3. Local and open-weight models got far more capable

The open-model side moved fast too. Models such as Gemma 4, GLM-5.1, and Qwen3.6-35B-A3B showed that local or self-hosted options could do far more than people expected, even if they still lagged the frontier models on the hardest tasks.

5 shifts in LLMs from the last six months

What changed is the quality-to-size ratio. A 20.9GB model running on a laptop could outperform older assumptions about what “local” meant, while a huge 1.5TB model could produce striking results if you had the hardware. The open-weight story is no longer about compromise alone; it is about choosing the right tradeoff for your setup.

  • Gemma 4: strongest open-weight release the author had seen from a US company
  • GLM-5.1: very large, hardware-hungry, but powerful
  • Qwen3.6-35B-A3B: laptop-friendly relative to its capability

4. New personal AI assistants became a thing

What began as an obscure repo called Warelay turned into OpenClaw, and by February it was drawing huge attention. The broader category also picked up a name: “Claws,” meaning personal AI assistants built around these new agentic patterns.

This matters because it shows how quickly the market moved from single-shot chat to persistent helpers. People were even buying Mac minis just to run them. The idea is simple: keep a small, dedicated machine around for your assistant, then let it handle ongoing tasks without taking over your main computer.
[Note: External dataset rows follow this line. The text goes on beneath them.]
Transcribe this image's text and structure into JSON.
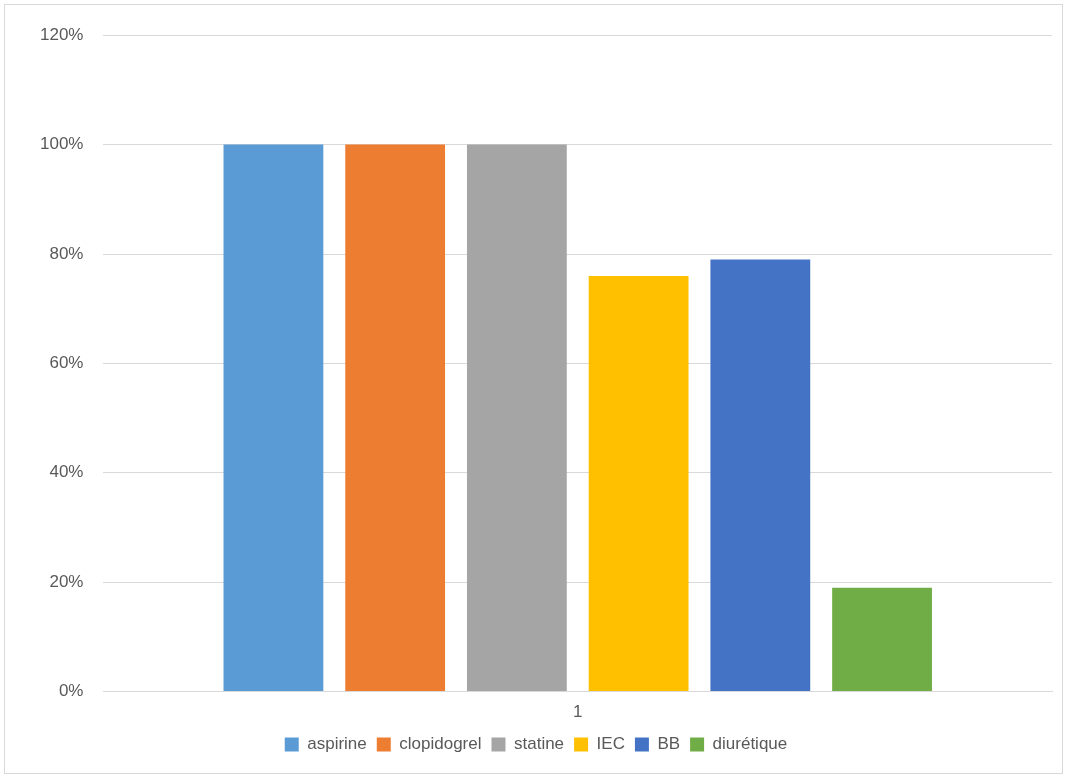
{
  "chart_data": {
    "type": "bar",
    "categories": [
      "1"
    ],
    "series": [
      {
        "name": "aspirine",
        "color": "#5b9bd5",
        "values": [
          100
        ]
      },
      {
        "name": "clopidogrel",
        "color": "#ed7d31",
        "values": [
          100
        ]
      },
      {
        "name": "statine",
        "color": "#a5a5a5",
        "values": [
          100
        ]
      },
      {
        "name": "IEC",
        "color": "#ffc000",
        "values": [
          76
        ]
      },
      {
        "name": "BB",
        "color": "#4472c4",
        "values": [
          79
        ]
      },
      {
        "name": "diurétique",
        "color": "#70ad47",
        "values": [
          19
        ]
      }
    ],
    "ylim": [
      0,
      120
    ],
    "yticks": [
      {
        "value": 0,
        "label": "0%"
      },
      {
        "value": 20,
        "label": "20%"
      },
      {
        "value": 40,
        "label": "40%"
      },
      {
        "value": 60,
        "label": "60%"
      },
      {
        "value": 80,
        "label": "80%"
      },
      {
        "value": 100,
        "label": "100%"
      },
      {
        "value": 120,
        "label": "120%"
      }
    ],
    "grid": "y",
    "legend": "bottom"
  }
}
  • Warelay: original repo name
  • OpenClaw: final name that caught on
  • Claws: the emerging generic term
  • Common setup: a Mac mini as a home for the assistant

5. Benchmark demos got weirder, and more useful

Simon Willison’s pelican-riding-a-bicycle test became a running way to compare models, because it is absurd in exactly the right way. It is hard to draw, easy to recognize, and unlikely to be optimized directly by any lab. That made it a surprisingly good proxy for how models handled tricky multimodal prompts.
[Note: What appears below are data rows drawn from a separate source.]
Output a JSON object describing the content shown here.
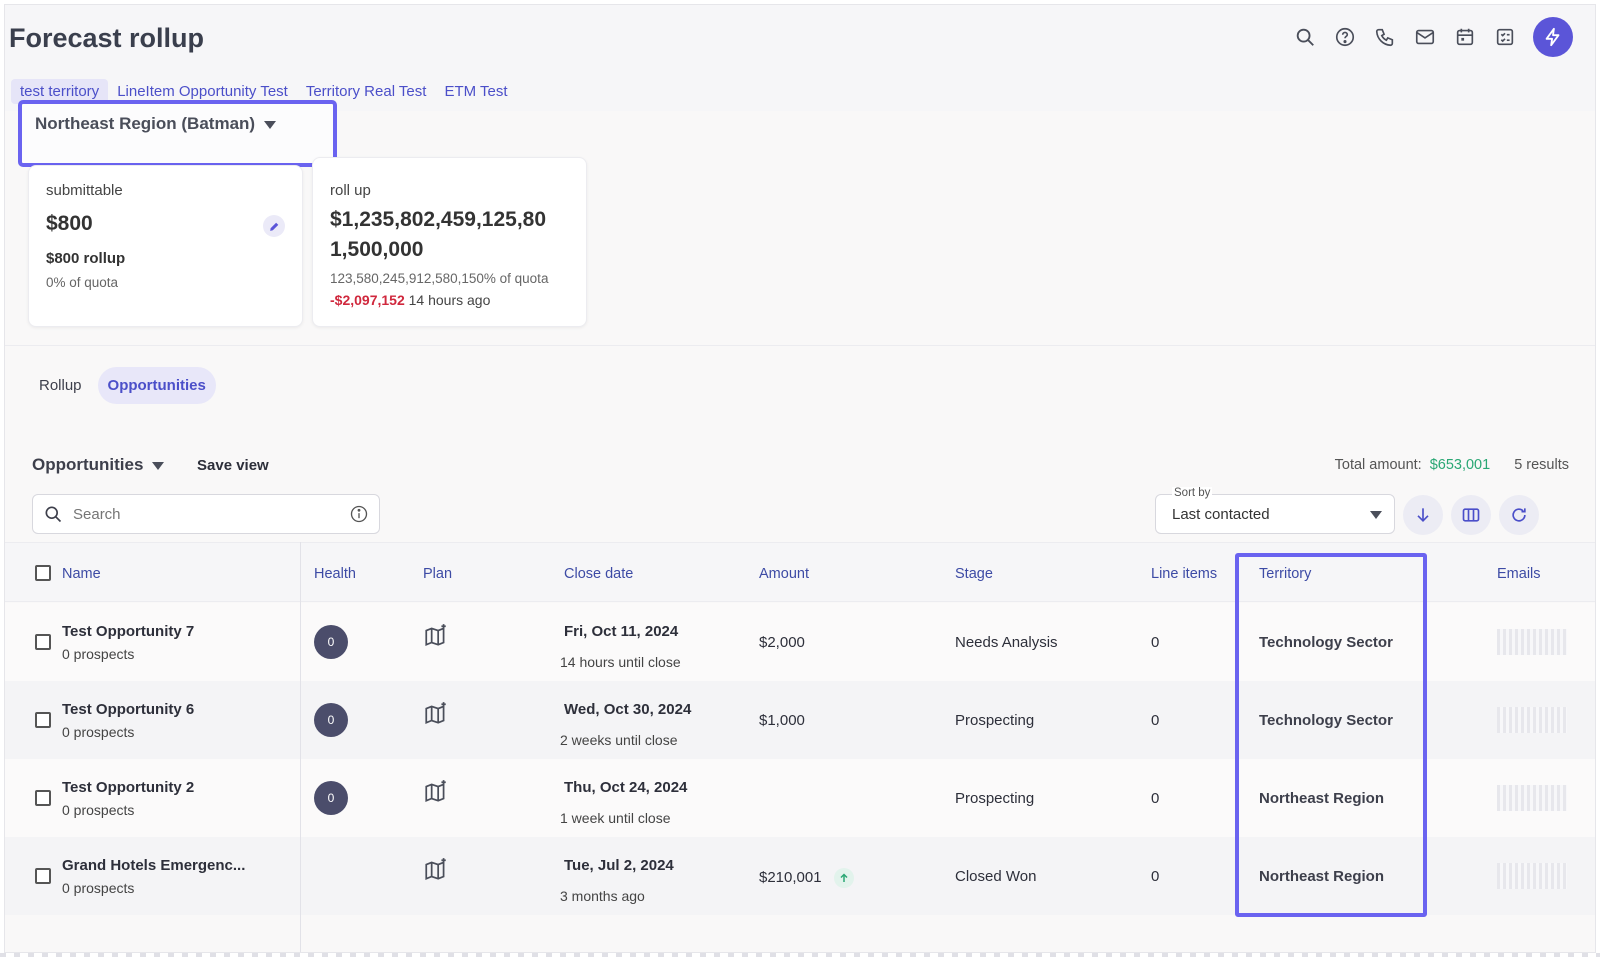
{
  "app": {
    "title": "Forecast rollup"
  },
  "top_icons": [
    "search-icon",
    "help-icon",
    "phone-icon",
    "mail-icon",
    "calendar-icon",
    "tasks-icon",
    "bolt-icon"
  ],
  "territory_tabs": [
    {
      "label": "test territory",
      "active": true
    },
    {
      "label": "LineItem Opportunity Test"
    },
    {
      "label": "Territory Real Test"
    },
    {
      "label": "ETM Test"
    }
  ],
  "region_selector": {
    "label": "Northeast Region (Batman)"
  },
  "cards": {
    "submittable": {
      "label": "submittable",
      "value": "$800",
      "rollup": "$800 rollup",
      "quota": "0% of quota"
    },
    "rollup": {
      "label": "roll up",
      "value_line1": "$1,235,802,459,125,80",
      "value_line2": "1,500,000",
      "quota": "123,580,245,912,580,150% of quota",
      "change": "-$2,097,152",
      "time": "14 hours ago"
    }
  },
  "view_tabs": [
    {
      "label": "Rollup"
    },
    {
      "label": "Opportunities",
      "active": true
    }
  ],
  "list": {
    "view_name": "Opportunities",
    "save_view": "Save view",
    "total_label": "Total amount:",
    "total_amount": "$653,001",
    "results": "5 results",
    "search_placeholder": "Search",
    "sort_label": "Sort by",
    "sort_value": "Last contacted"
  },
  "columns": [
    "Name",
    "Health",
    "Plan",
    "Close date",
    "Amount",
    "Stage",
    "Line items",
    "Territory",
    "Emails"
  ],
  "rows": [
    {
      "name": "Test Opportunity 7",
      "prospects": "0 prospects",
      "health": "0",
      "close_date": "Fri, Oct 11, 2024",
      "close_rel": "14 hours until close",
      "amount": "$2,000",
      "stage": "Needs Analysis",
      "line_items": "0",
      "territory": "Technology Sector"
    },
    {
      "name": "Test Opportunity 6",
      "prospects": "0 prospects",
      "health": "0",
      "close_date": "Wed, Oct 30, 2024",
      "close_rel": "2 weeks until close",
      "amount": "$1,000",
      "stage": "Prospecting",
      "line_items": "0",
      "territory": "Technology Sector"
    },
    {
      "name": "Test Opportunity 2",
      "prospects": "0 prospects",
      "health": "0",
      "close_date": "Thu, Oct 24, 2024",
      "close_rel": "1 week until close",
      "amount": "",
      "stage": "Prospecting",
      "line_items": "0",
      "territory": "Northeast Region"
    },
    {
      "name": "Grand Hotels Emergenc...",
      "prospects": "0 prospects",
      "health": "",
      "close_date": "Tue, Jul 2, 2024",
      "close_rel": "3 months ago",
      "amount": "$210,001",
      "stage": "Closed Won",
      "line_items": "0",
      "territory": "Northeast Region"
    }
  ],
  "colors": {
    "accent": "#5b55d8",
    "link": "#4b4fc9",
    "positive": "#2aa774",
    "negative": "#d0283d",
    "highlight": "#6a63f0"
  }
}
The same period also produced playful but revealing demos, including a JavaScript interpreter built in Python with Pyodide, running in WebAssembly, inside the browser. These examples are funny, but they also show how far experimentation had spread. People were no longer just asking models questions; they were building strange stacks to see what the systems could actually do.

browser → JavaScript → WebAssembly → Pyodide → Python → micro-javascript
  • Pelican test: quick visual check for model quality
  • Micro-javascript: a hobby project that proved a point
  • Takeaway: the tooling got good enough to support weird experiments

How to decide

If you want reliable coding help, start with the strongest agentic tools from OpenAI or Anthropic and test them on your own repo. If you care about privacy, cost control, or offline use, look at the open-weight models from Google, GLM, and Qwen. If you are building products, the main lesson is that the center of gravity has moved from “can it do the task?” to “which model fits this task, machine, and budget best?”

For most readers, the practical answer is to keep one frontier model and one local model in rotation. That gives you a fast path for hard tasks and a cheap path for everyday work.